À titre de comparaison, le coût d’un incendie de décharge illégale est estimé entre 3 et 4,5 M€.

Département de Seine-et-Marne

  • 800 à 900 tonnes de déchets collectées/an.
  • Coût annuel de gestion : 800 000 à 1 M€.

Projet satellitaire

  • Coût total : environ 36 900 €, incluant les images et l’accès à l’outil de détection.

Le coût d’enlèvement tardif est estimé à 900 € par tonne (ADEME), soulignant l’intérêt d’une détection précoce.

Bénéfices socio-économiques du satellitaire pour les territoires

Détection automatisée et préventive
L’imagerie satellitaire, associée à des algorithmes d’IA, permet une détection régulière et automatisée des dépôts sauvages, sans dépendre uniquement des signalements terrain. Elle favorise des interventions plus précoces, limitant l’accumulation des déchets et les situations à risque.

Couverture territoriale étendue
Le satellitaire offre une vision homogène sur de vastes territoires, y compris dans des zones peu accessibles (forêts, friches, bords de routes). Il garantit une surveillance équitable et continue, indépendamment des contraintes humaines ou administratives.
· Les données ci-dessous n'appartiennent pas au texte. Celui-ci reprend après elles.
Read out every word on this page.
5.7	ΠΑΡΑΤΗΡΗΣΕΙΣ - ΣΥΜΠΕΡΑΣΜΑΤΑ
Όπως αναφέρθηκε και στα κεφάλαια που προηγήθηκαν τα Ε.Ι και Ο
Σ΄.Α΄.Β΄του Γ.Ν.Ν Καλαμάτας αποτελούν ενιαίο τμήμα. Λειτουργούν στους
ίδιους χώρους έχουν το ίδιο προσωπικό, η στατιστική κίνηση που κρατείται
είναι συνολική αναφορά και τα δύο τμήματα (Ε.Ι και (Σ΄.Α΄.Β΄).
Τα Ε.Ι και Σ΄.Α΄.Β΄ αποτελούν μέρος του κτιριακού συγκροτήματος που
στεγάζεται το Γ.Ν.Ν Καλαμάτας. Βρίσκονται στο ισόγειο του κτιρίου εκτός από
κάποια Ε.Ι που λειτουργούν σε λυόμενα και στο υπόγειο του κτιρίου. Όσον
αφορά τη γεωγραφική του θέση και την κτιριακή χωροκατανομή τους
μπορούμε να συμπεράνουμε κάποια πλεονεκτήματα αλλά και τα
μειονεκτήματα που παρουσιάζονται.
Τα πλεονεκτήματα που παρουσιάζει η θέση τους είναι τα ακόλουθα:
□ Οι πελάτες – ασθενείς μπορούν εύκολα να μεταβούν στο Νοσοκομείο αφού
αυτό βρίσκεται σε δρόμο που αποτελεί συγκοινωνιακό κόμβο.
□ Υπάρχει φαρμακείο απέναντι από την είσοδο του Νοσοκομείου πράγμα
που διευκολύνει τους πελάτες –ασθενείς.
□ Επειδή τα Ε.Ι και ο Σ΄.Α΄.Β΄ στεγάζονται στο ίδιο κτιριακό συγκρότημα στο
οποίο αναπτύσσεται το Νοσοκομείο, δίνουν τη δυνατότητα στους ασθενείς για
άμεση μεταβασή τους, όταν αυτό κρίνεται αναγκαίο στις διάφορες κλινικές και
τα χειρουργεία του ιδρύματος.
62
Ciblage et priorisation des interventions
Les résultats sont intégrés dans des SIG et contextualisés (proximité des cours d’eau, zones habitées, chantiers). Les dépôts sont hiérarchisés selon leur criticité, permettant de concentrer les moyens là où les enjeux sont les plus forts.

Réduction des coûts et optimisation des ressources
En limitant les tournées exploratoires et en améliorant la planification, le satellitaire contribue à une réduction des coûts de gestion (déplacements, prestataires, temps agent). Les coûts du dispositif restent marginaux au regard des dépenses de résorption.

Gain de productivité des services
L’automatisation de la détection libère du temps pour les équipes, qui peuvent se recentrer sur le suivi, la coordination des acteurs et les actions de prévention.

Appui aux contrôles et à la coordination des acteurs
L’outil renforce la surveillance objectivée du territoire et favorise une utilisation partagée par les services de l’État, les forces de l’ordre et les gestionnaires d’espaces naturels, améliorant la coordination des actions.

Aide à la décision publique
Les données produites permettent d’objectiver les phénomènes, d’identifier les zones récurrentes et d’adapter les politiques locales de prévention et de gestion des déchets.

En résumé

L’utilisation des données satellitaires pour la détection des dépôts sauvages représente un investissement limité comparé aux coûts annuels de résorption des déchets.
Les projets en Provence-Alpes-Côte d’Azur et en Seine-et-Marne montrent que moins de 0,2 % du budget de résorption suffit pour couvrir l’acquisition et le traitement des images.
Les bénéfices socio-économiques sont nombreux : réduction des coûts de gestion, optimisation des ressources humaines, ciblage efficace des interventions, prévention des risques environnementaux, et appui à la décision publique. Les limites techniques et opérationnelles (validation terrain, fréquence de passage, détection fine) sont identifiées et maîtrisables, ce qui permet de maximiser le retour sur investissement pour les territoires.